The Super-Video connector was introduced a little over a decade ago, is present in almost every TV sold today, and has been included on most good TVs for the last 5 years or so. Although the S-Video connector looks like it also uses one cable to carry the video, the brightness and color run as independent signals. Doing this improves the resolution of the image itself, and more interestingly eliminates “dot crawl” and “color bleeding.”
Remember when I said that composite video keeps the color and brightness information together and that the TV separates it later? What do you think happens if the separation is imperfect and a tiny bit of color signal remains in the brightness signal? The answer is “dot crawl” or “chroma crawl.” With a composite cable, you end up with waving edges anywhere there is a sharp contrast in color. On the TV, this will be particularly annoying since the waving edges actually vibrate, creating a crawling effect.
Color bleeding or cross luminance occurs is another problem caused by imperfect separation of the luma and chroma signals. This specific artifact occurs when the brightness signal changes so quickly that the TV interprets it as being part of the color signal. This causes colors to appear on fine black and white details such as pinstripes. With S-Video, the brightness and color signals never mix and so you won’t have either problem. Pretty cool, huh? So how does it look?
Final Fantasy X composite Final Fantasy X Monster-S
FFX composite zoomed FFX Monster-S zoomed
Using a S-Video cable will improve the color, sharpness, and “stability” of an image on any TV. Now, I should add that taking screenshots of image quality can be a problem because on the TV, the image will be blown up, you’ll be sitting farther, and things will be in motion. To give you an idea of what the difference is, I’ve made two pictures of a paused DVD.

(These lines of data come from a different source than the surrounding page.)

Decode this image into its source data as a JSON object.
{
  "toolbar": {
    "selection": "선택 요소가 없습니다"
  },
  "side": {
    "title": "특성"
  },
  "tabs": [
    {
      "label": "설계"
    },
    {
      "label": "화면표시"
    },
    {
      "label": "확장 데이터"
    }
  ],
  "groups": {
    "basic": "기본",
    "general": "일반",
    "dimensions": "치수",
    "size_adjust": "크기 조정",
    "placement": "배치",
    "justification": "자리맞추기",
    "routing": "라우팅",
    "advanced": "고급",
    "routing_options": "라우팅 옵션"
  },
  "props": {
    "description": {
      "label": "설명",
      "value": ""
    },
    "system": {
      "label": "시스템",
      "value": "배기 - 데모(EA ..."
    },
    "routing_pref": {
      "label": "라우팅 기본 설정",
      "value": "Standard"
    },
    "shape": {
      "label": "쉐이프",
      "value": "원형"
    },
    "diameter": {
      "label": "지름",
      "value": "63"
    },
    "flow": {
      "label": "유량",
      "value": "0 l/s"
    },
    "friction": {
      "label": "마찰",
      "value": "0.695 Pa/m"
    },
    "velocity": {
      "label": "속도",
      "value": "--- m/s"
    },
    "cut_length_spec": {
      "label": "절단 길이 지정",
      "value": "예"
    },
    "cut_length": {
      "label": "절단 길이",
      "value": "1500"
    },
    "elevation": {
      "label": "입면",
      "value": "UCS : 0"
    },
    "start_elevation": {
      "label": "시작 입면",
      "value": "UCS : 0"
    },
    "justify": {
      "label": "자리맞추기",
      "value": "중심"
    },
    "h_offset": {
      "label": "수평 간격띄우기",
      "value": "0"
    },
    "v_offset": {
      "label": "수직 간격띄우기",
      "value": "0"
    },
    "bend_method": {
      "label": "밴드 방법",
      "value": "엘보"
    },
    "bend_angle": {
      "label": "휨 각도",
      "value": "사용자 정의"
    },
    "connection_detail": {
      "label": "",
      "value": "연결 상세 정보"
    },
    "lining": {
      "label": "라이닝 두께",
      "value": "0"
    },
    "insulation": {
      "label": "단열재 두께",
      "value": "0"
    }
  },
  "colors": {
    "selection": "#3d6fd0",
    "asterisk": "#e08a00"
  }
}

Titanic generic cable Titanic Monster-S
Component Video (also called Y-Pb-Pr or Y-Cb-Cr)

At first glance this may look just like a composite input. There are at least three connectors, but instead of a single yellow connector, you have red, blue, and green connectors. With S-Video the luma and chroma signals were kept separate, therefore reducing unnecessary processing (on both the source and display). Well it turns out that the color signal itself originates as two separate pieces of information. So with component video, the chroma signal is in its two separate versions, further improving the signal integrity. The component video format has enough headroom for HDTV resolutions and is as pure as the video signal can get with a DVD source and as good as it gets for games on a North American TV.
Here, things get tricky. Without spending five thousand dollars, it’s impossible to take screenshots using a component connector, so you’ll have to trust us. We figure that you would probably prefer that we spend that $5000 toward bringing you more PC hardware or PC/console gaming articles. With component video, the color range is expanded resulting in slightly richer and deeper images. Another way to think of it is that the colors are more accurate with greens looking greener and reds looking redder. It’s subtle at first, but once you see the difference, you’ll always see it. Your mileage may vary to a certain degree. The higher quality your S-Video comb filter is (the part that splits the chroma image into its two primary components), the smaller the improvement in component video.